We’re going to start with logs first because they’re the easiest and probably the ones you’ll touch most frequently. And we need to talk about placing your log files on disk first. In general, you’ll want to place your log files on a different physical partition than your data files. This is for 2 reasons. The first is disk contention. Every transaction has to write something to the log file before it can write it to the data file and if both files are on the same disk, then the disk arm has to work twice has hard because it has to jump over here to write the log and then jump over there to write to the table. Putting a log file on its own disk is also better for the performance of the log because logs write sequentially so if the log file is on its own disk the disk arm has very little moving to do to get to the next place it needs to write so it’s much faster. The second reason you want data and log files on separate disks is for recovery. If the data partition fails you’ll want the log on a separate set of disks so you can still recover the logs and roll the last transactions forward so you don’t lose any data.

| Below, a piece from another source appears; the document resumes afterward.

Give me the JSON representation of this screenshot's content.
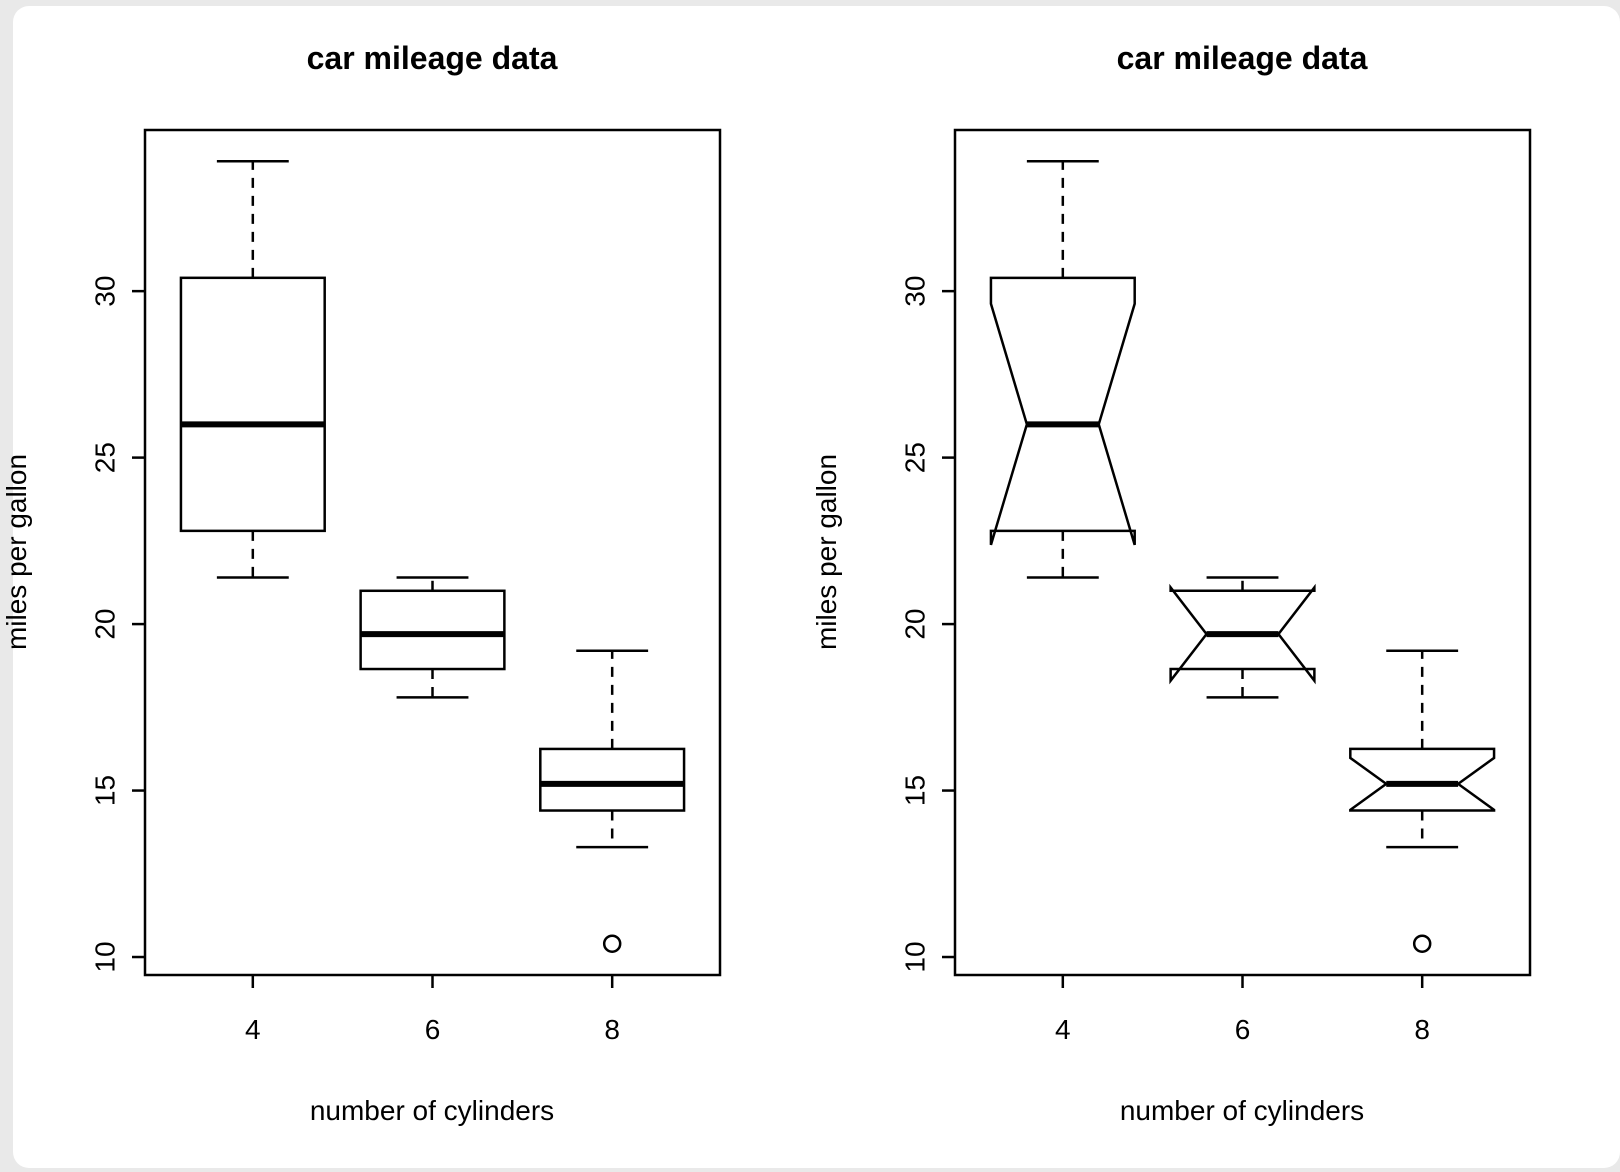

It’s a common misconception that you will get a performance gain by using several log files. This is something we see quite often and it simply isn’t true. Log files are written sequentially which means that each log file is filled up before the next one is written to. So if you have 4 log files (Log1, Log2, Log3, Log4), SQL Server 2008 will fill up Log1, then fill up Log2, etc. This is different from the way data files behave and we’ll discuss that in a minute. The only reason to have multiple log files on multiple partitions is for space. You may need more disk than a single partition can provide. Oh, and putting multiple log files on a single partition is just dumb. It gains you nothing.
Now let’s talk about where you’ll place your data files. As we’ve already said it’s a good idea to place them on a different physical partition from your log files. And we know we already said that, but experience has shown us that we could fill an entire page with that exact advice and a good portion of you still won’t grasp the importance of it. So we’re really going to hammer that point home in this article.

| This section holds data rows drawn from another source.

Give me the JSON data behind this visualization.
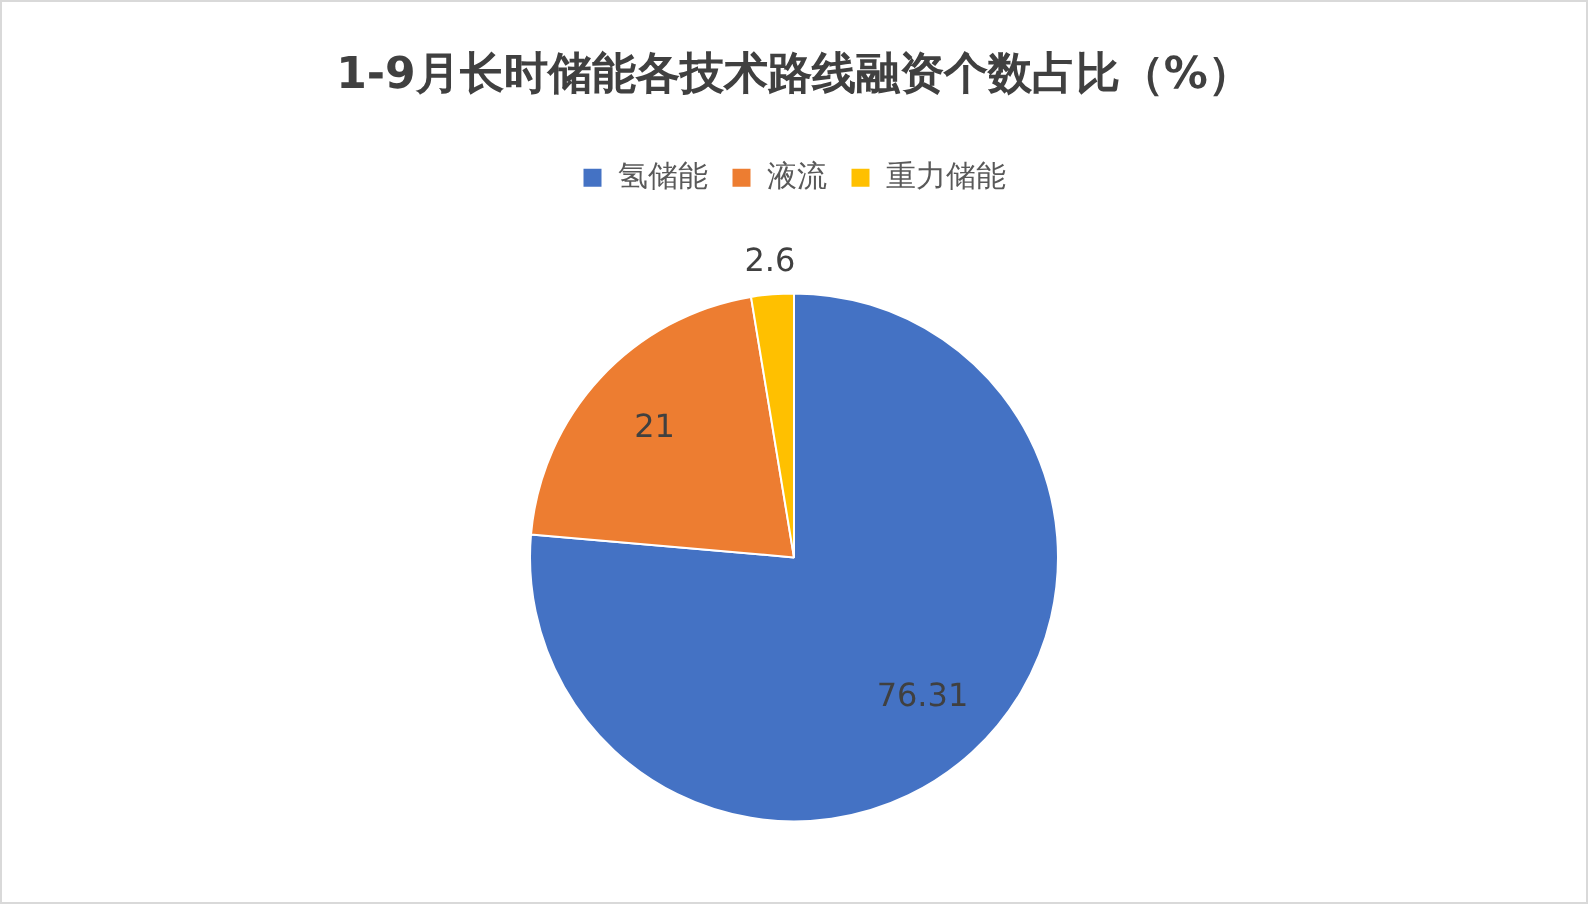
{
  "chart_data": {
    "type": "pie",
    "title": "1-9月长时储能各技术路线融资个数占比（%）",
    "categories": [
      "氢储能",
      "液流",
      "重力储能"
    ],
    "values": [
      76.31,
      21,
      2.6
    ],
    "colors": [
      "#4472c4",
      "#ed7d31",
      "#ffc000"
    ],
    "legend": "top",
    "data_labels": true
  }
}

So while your data files are separated from your log files you may feel free to have multiple data files on multiple physical partitions to take advantage of performance gains. Now, we have to say again that these have to be physical partitions because logical partitions are still on the same physical disk and it’s the disk arm contention you’re trying to avoid. Data files, unlike log files, use what’s known as an equal fill algorithm. This means that all of the files are filled equally as much as possible. So let’s say you have 4 data files (Data1, Data2, Data3, Data4). When you write to the database, SQL Server 2008 will write to these files in a round robin fashion and they should grow at more or less the same rate. You can also place tables inside specific files so you have a good level of control over how you split up the I/O workload in your database. And while the number of files you need to optimize your workload is a subject that’s up for debate in the community, for most systems it won’t make that much difference. However, it is a good idea that no matter how many data files you decide to have, to make them all the same size. This goes back to that equal fill algorithm we were talking about before.
Another good topic is file growth. This is a mistake that many beginners make. They accept the defaults for file growth and that’s just asking for trouble. We’re going to give you some advice on how to set your file growth and you can adjust it to suit your needs, but at least you’ll know the arguments.
Here we talked about separating your data and log files onto separate partitions, as well as some of the theories on why we recommend the things we do. In the next article, How to manage SQL Server database files, we’ll talk about how to physically change your file properties to accomplish these goals. And don’t forget to separate your data and logs onto separate physical partitions.